Personal life
- Born: Egypt
- Died: Arabia
- Spouse: Hassan ibn Thabit
- Children: Abdurahman ibn Hassan
- Parent: Sham'un (father);
- Era: Early Islamic era
- Relatives: Maria al-Qibtiyya (sister)

Religious life
- Religion: Islam

= Sirin bint Shamun =

Wife of Hasan ibn Thabit

Sīrīn bint Shamʿūn (Arabic: سيرين بنت شمعون) was an Egyptian Coptic Christian concubine, sent with her sister Maria al-Qibtiyya as gifts to the Islamic prophet Muhammad by the Egyptian official Muqawqis in 628.

According to the historian Ibn Saad, both sisters converted to Islam while on their way to Arabia with the encouragement of Hatib ibn Abi Balta'ah, who had been sent as a messenger to a governor of Egypt.

Sirin was married to the poet Hassan ibn Thabit, and bore him a son, Abdurahman ibn Hassan.

== Life ==

=== Coming to Medina ===
Sirin's father was a prominent figure among the Copts, as mentioned by Al-Muqawqis in his conversation with the messenger of Muhammad, and she was from the village of Hafn in the province of Minya in Upper Egypt. After the Treaty of Hudaybiyyah between Muhammad and the polytheists of Mecca, he ordered the writing of letters to the kings of the world inviting them to Islam. Among these kings was Al-Muqawqis, the ruler of Egypt under the Byzantine Empire.

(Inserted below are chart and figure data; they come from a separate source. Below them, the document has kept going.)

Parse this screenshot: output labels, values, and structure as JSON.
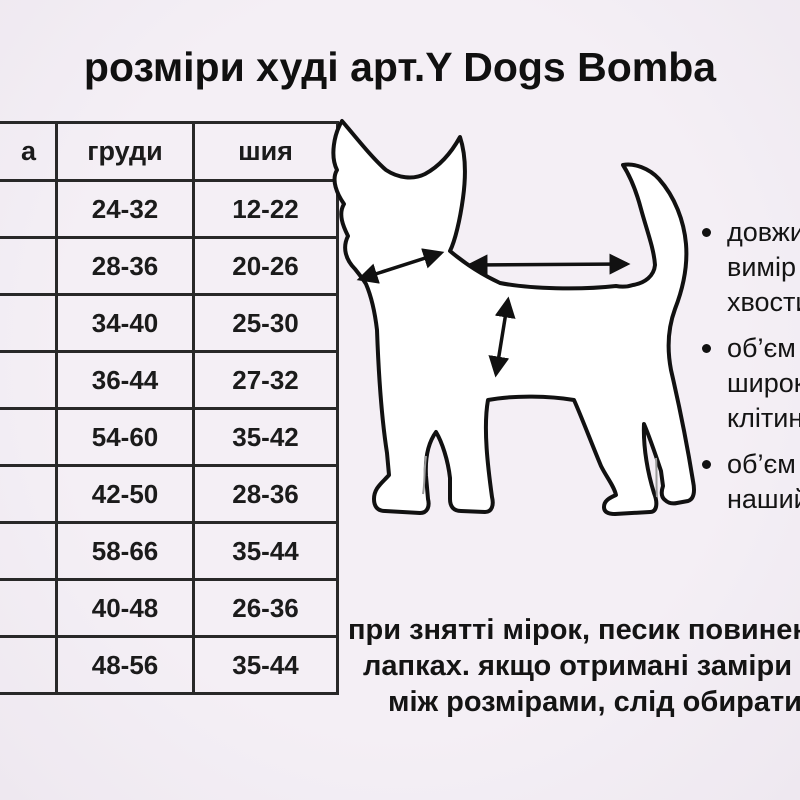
{
  "page": {
    "background_color": "#f2edf3",
    "text_color": "#161616",
    "border_color": "#282828"
  },
  "header": {
    "title": "розміри худі арт.Y Dogs Bomba"
  },
  "size_table": {
    "visible_column_headers": [
      "а",
      "груди",
      "шия"
    ],
    "rows": [
      [
        "",
        "24-32",
        "12-22"
      ],
      [
        "",
        "28-36",
        "20-26"
      ],
      [
        "",
        "34-40",
        "25-30"
      ],
      [
        "",
        "36-44",
        "27-32"
      ],
      [
        "",
        "54-60",
        "35-42"
      ],
      [
        "",
        "42-50",
        "28-36"
      ],
      [
        "",
        "58-66",
        "35-44"
      ],
      [
        "",
        "40-48",
        "26-36"
      ],
      [
        "",
        "48-56",
        "35-44"
      ]
    ]
  },
  "diagram": {
    "illustration": "dog-outline-illustration",
    "arrow_icons": [
      "back-length-arrow",
      "chest-depth-arrow",
      "neck-girth-arrow"
    ]
  },
  "measurement_notes": [
    {
      "lines": [
        "довжин",
        "вимір",
        "хвости"
      ]
    },
    {
      "lines": [
        "об’єм",
        "широк",
        "клітини"
      ]
    },
    {
      "lines": [
        "об’єм",
        "наший"
      ]
    }
  ],
  "bottom_note": {
    "lines": [
      "при знятті мірок, песик повинен с",
      "лапках. якщо отримані заміри пе",
      "між розмірами, слід обирати б"
    ]
  }
}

When Muhammad sent a letter to Al-Muqawqis, the ruler of Alexandria and the representative of the Byzantine Empire in Egypt, he sent it with Hatib ibn Abi Balta'ah. Hatib took Muhammad's letter to Egypt and entered upon Al-Muqawqis, who welcomed him. As Hatib spoke, Al-Muqawqis listened attentively and then said to him, "O man, we have a religion that we will not abandon except for what is better than it." Al-Muqawqis was impressed by Hatib's words and said to him, "I have considered the matter of this Prophet and found that he does not enjoin anything reprehensible, nor does he prohibit anything desirable. I did not find him to be a misled sorcerer or a lying priest. With him, I found the signs of prophethood in his revelation of hidden secrets. I will consider further."

Al-Muqawqis sealed Muhammad's letter and wrote to him:

"In the name of Allah, the Most Gracious, the Most Merciful: To Muhammad ibn Abdullah, from Al-Muqawqis, the great of the Copts, peace be upon you. After this,

I have read your letter and understood its contents and your call. I have learned that a prophet remains, and I had thought he would emerge in Syria. I have honored your messenger, and I am sending you two of my maidservants who hold a high place among the Copts, along with garments, and I have sent you a mule for you to ride, peace be upon you."

The gift comprised two maidservants: Maria and her sister Serene. On their way back to Al-Madinah, Hatib offered Islam to them, and they embraced it.